How much a non-basic coefficient must improve before that variable enters the basis.
Interval of \(c_j\) keeping the same optimal solution (vertex).
Interval of \(b_i\) keeping the same basis; shadow price valid there.
\(\Delta z^\star = y_i \Delta b_i\) within the feasibility range; never apply a price outside it.
New variable via reduced cost; new constraint by feasibility test; 100% rule for simultaneous changes.
Problems
Use the given final tableau or shadow prices; state which range or rule you apply. Difficulty rises down the list.
- Explain in one sentence each the difference between "range of optimality" and "range of feasibility."
- A non-basic variable has reduced cost \(0\) at optimality. What does this signal about the solution?
- For Wyndor, find the range of optimality of \(c_2 = 5\) (use the \(x_2\)-row entries).
- For Wyndor, find the range of feasibility of \(b_3 = 18\) (use the \(s_3\) column).
- If Wyndor's \(b_3\) increases from \(18\) to \(20\) (within range), find the new \(z^\star\) given \(y_3 = 1\).
- A resource has shadow price \(0\). What does this imply about its usage at the optimum, and about buying more of it?
- A proposed product uses \((1, 0, 3)\) of the resources and earns ₹4. Using \(y = (0, \tfrac32, 1)\), decide whether to make it.
- A new constraint \(x_1 + x_2 \le 10\) is added; the current optimum is \((2,6)\).
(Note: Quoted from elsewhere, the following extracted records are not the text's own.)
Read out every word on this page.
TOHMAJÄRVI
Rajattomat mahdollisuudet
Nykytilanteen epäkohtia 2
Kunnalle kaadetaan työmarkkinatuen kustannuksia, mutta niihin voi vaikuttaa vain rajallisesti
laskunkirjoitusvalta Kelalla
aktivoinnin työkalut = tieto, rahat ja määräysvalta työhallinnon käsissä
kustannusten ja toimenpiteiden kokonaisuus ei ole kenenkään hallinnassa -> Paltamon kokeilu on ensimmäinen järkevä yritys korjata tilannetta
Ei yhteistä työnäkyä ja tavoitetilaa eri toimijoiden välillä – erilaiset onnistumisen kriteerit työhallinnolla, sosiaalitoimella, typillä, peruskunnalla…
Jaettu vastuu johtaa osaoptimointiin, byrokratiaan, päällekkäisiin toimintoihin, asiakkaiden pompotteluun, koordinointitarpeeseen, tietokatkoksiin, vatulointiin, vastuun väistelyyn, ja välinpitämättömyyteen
Is the optimum still valid? Why?
- Two objective coefficients change: one by \(40\%\) of its allowable range, another by \(50\%\). Can you conclude the solution stays optimal?
- Explain why applying a shadow price beyond its range of feasibility gives a wrong answer, using the piecewise-linear \(z^\star(b_i)\) picture.
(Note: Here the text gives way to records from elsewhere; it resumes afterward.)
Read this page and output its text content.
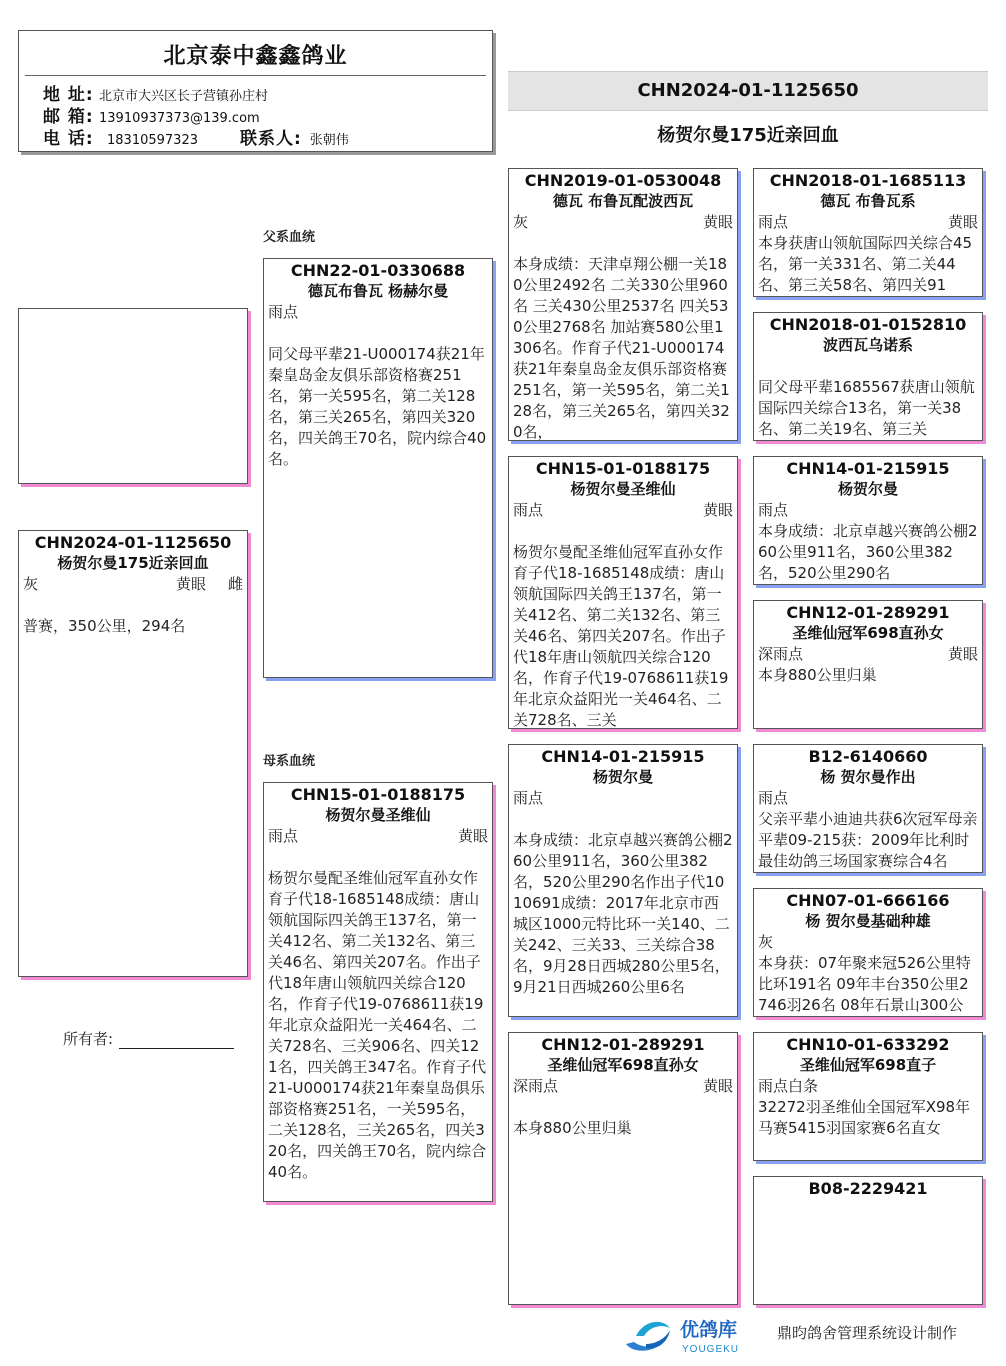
北京泰中鑫鑫鸽业
地 址: 北京市大兴区长子营镇孙庄村
邮 箱: 13910937373@139.com
电 话: 18310597323 联系人: 张朝伟
CHN2024-01-1125650
杨贺尔曼175近亲回血
CHN2024-01-1125650
杨贺尔曼175近亲回血
灰	黄眼 雌
普赛，350公里，294名
所有者:
父系血统
CHN22-01-0330688
德瓦布鲁瓦 杨赫尔曼
雨点
同父母平辈21-U000174获21年秦皇岛金友俱乐部资格赛251名，第一关595名，第二关128名，第三关265名，第四关320名，四关鸽王70名，院内综合40名。
母系血统
CHN15-01-0188175
杨贺尔曼圣维仙
雨点	黄眼
杨贺尔曼配圣维仙冠军直孙女作育子代18-1685148成绩：唐山领航国际四关鸽王137名，第一关412名、第二关132名、第三关46名、第四关207名。作出子代18年唐山领航四关综合120名，作育子代19-0768611获19年北京众益阳光一关464名、二关728名、三关906名、四关121名，四关鸽王347名。作育子代21-U000174获21年秦皇岛俱乐部资格赛251名，一关595名，二关128名，三关265名，四关320名，四关鸽王70名，院内综合40名。
CHN2019-01-0530048
德瓦 布鲁瓦配波西瓦
灰	黄眼
本身成绩：天津卓翔公棚一关180公里2492名 二关330公里960名 三关430公里2537名 四关530公里2768名 加站赛580公里1306名。作育子代21-U000174获21年秦皇岛金友俱乐部资格赛251名，第一关595名，第二关128名，第三关265名，第四关320名，
CHN15-01-0188175
杨贺尔曼圣维仙
雨点	黄眼
杨贺尔曼配圣维仙冠军直孙女作育子代18-1685148成绩：唐山领航国际四关鸽王137名，第一关412名、第二关132名、第三关46名、第四关207名。作出子代18年唐山领航四关综合120名，作育子代19-0768611获19年北京众益阳光一关464名、二关728名、三关
CHN14-01-215915
杨贺尔曼
雨点
本身成绩：北京卓越兴赛鸽公棚260公里911名，360公里382名，520公里290名作出子代1010691成绩：2017年北京市西城区1000元特比环一关140、二关242、三关33、三关综合38名，9月28日西城280公里5名，9月21日西城260公里6名
CHN12-01-289291
圣维仙冠军698直孙女
深雨点	黄眼
本身880公里归巢
CHN2018-01-1685113
德瓦 布鲁瓦系
雨点	黄眼
本身获唐山领航国际四关综合45名，第一关331名、第二关44名、第三关58名、第四关91
CHN2018-01-0152810
波西瓦乌诺系
同父母平辈1685567获唐山领航国际四关综合13名，第一关38名、第二关19名、第三关
CHN14-01-215915
杨贺尔曼
雨点
本身成绩：北京卓越兴赛鸽公棚260公里911名，360公里382名，520公里290名
CHN12-01-289291
圣维仙冠军698直孙女
深雨点	黄眼
本身880公里归巢
B12-6140660
杨 贺尔曼作出
雨点
父亲平辈小迪迪共获6次冠军母亲平辈09-215获：2009年比利时最佳幼鸽三场国家赛综合4名
CHN07-01-666166
杨 贺尔曼基础种雄
灰
本身获：07年聚来冠526公里特比环191名 09年丰台350公里2746羽26名 08年石景山300公
CHN10-01-633292
圣维仙冠军698直子
雨点白条
32272羽圣维仙全国冠军X98年马赛5415羽国家赛6名直女
B08-2229421
优鸽库
YOUGEKU
鼎昀鸽舍管理系统设计制作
- A manager wants to increase profit by expanding one resource. Given shadow prices \((0, 3, 5)\), which resource should be expanded first, and what is the value of the first extra unit?
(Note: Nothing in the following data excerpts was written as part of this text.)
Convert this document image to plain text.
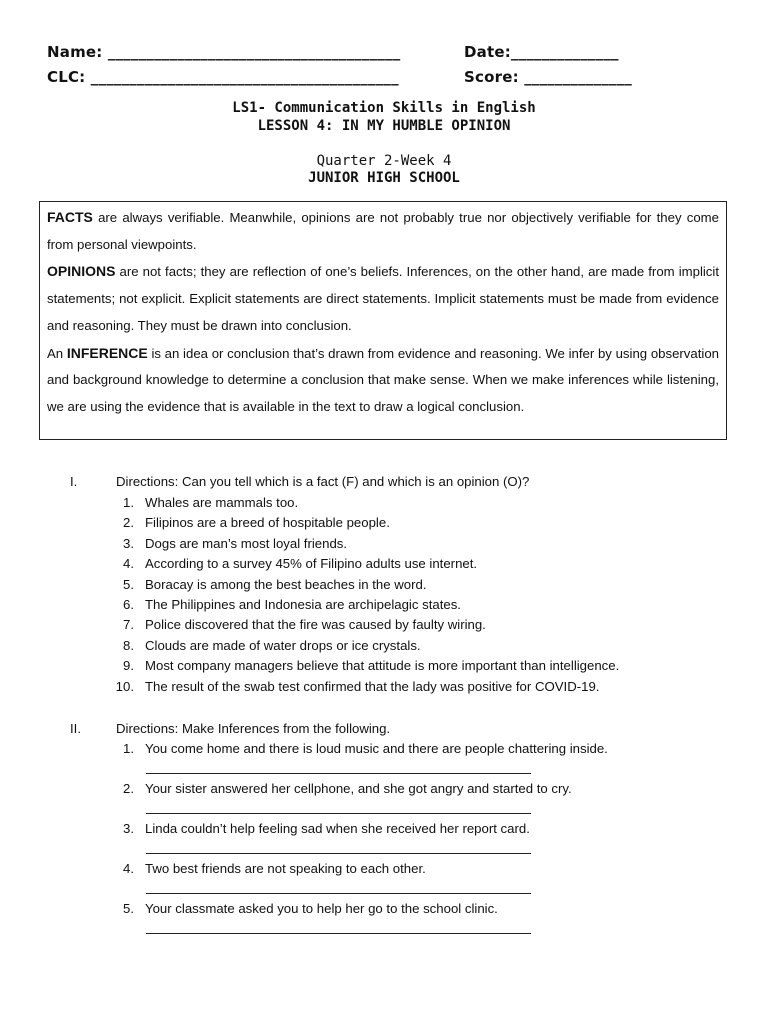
Name: ______________________________________	Date:______________
CLC: ________________________________________	Score: ______________
LS1- Communication Skills in English
LESSON 4: IN MY HUMBLE OPINION
Quarter 2-Week 4
JUNIOR HIGH SCHOOL

FACTS are always verifiable. Meanwhile, opinions are not probably true nor objectively verifiable for they come from personal viewpoints.

OPINIONS are not facts; they are reflection of one’s beliefs. Inferences, on the other hand, are made from implicit statements; not explicit. Explicit statements are direct statements. Implicit statements must be made from evidence and reasoning. They must be drawn into conclusion.

An INFERENCE is an idea or conclusion that’s drawn from evidence and reasoning. We infer by using observation and background knowledge to determine a conclusion that make sense. When we make inferences while listening, we are using the evidence that is available in the text to draw a logical conclusion.

I.	Directions: Can you tell which is a fact (F) and which is an opinion (O)?
1. Whales are mammals too.
2. Filipinos are a breed of hospitable people.
3. Dogs are man’s most loyal friends.
4. According to a survey 45% of Filipino adults use internet.
5. Boracay is among the best beaches in the word.
6. The Philippines and Indonesia are archipelagic states.
7. Police discovered that the fire was caused by faulty wiring.
8. Clouds are made of water drops or ice crystals.
9. Most company managers believe that attitude is more important than intelligence.
10. The result of the swab test confirmed that the lady was positive for COVID-19.
II.	Directions: Make Inferences from the following.
1. You come home and there is loud music and there are people chattering inside.
2. Your sister answered her cellphone, and she got angry and started to cry.
3. Linda couldn’t help feeling sad when she received her report card.
4. Two best friends are not speaking to each other.
5. Your classmate asked you to help her go to the school clinic.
- A factory's LP optimum uses machine-time fully (shadow price ₹4, valid for \(+30\) hours) and has spare labour (shadow price ₹0). Management can buy 20 extra machine-hours at ₹3 each or 40 extra labour-hours at ₹1 each. Advise which purchase to make, compute the net gain, and explain what the labour shadow price implies about that option.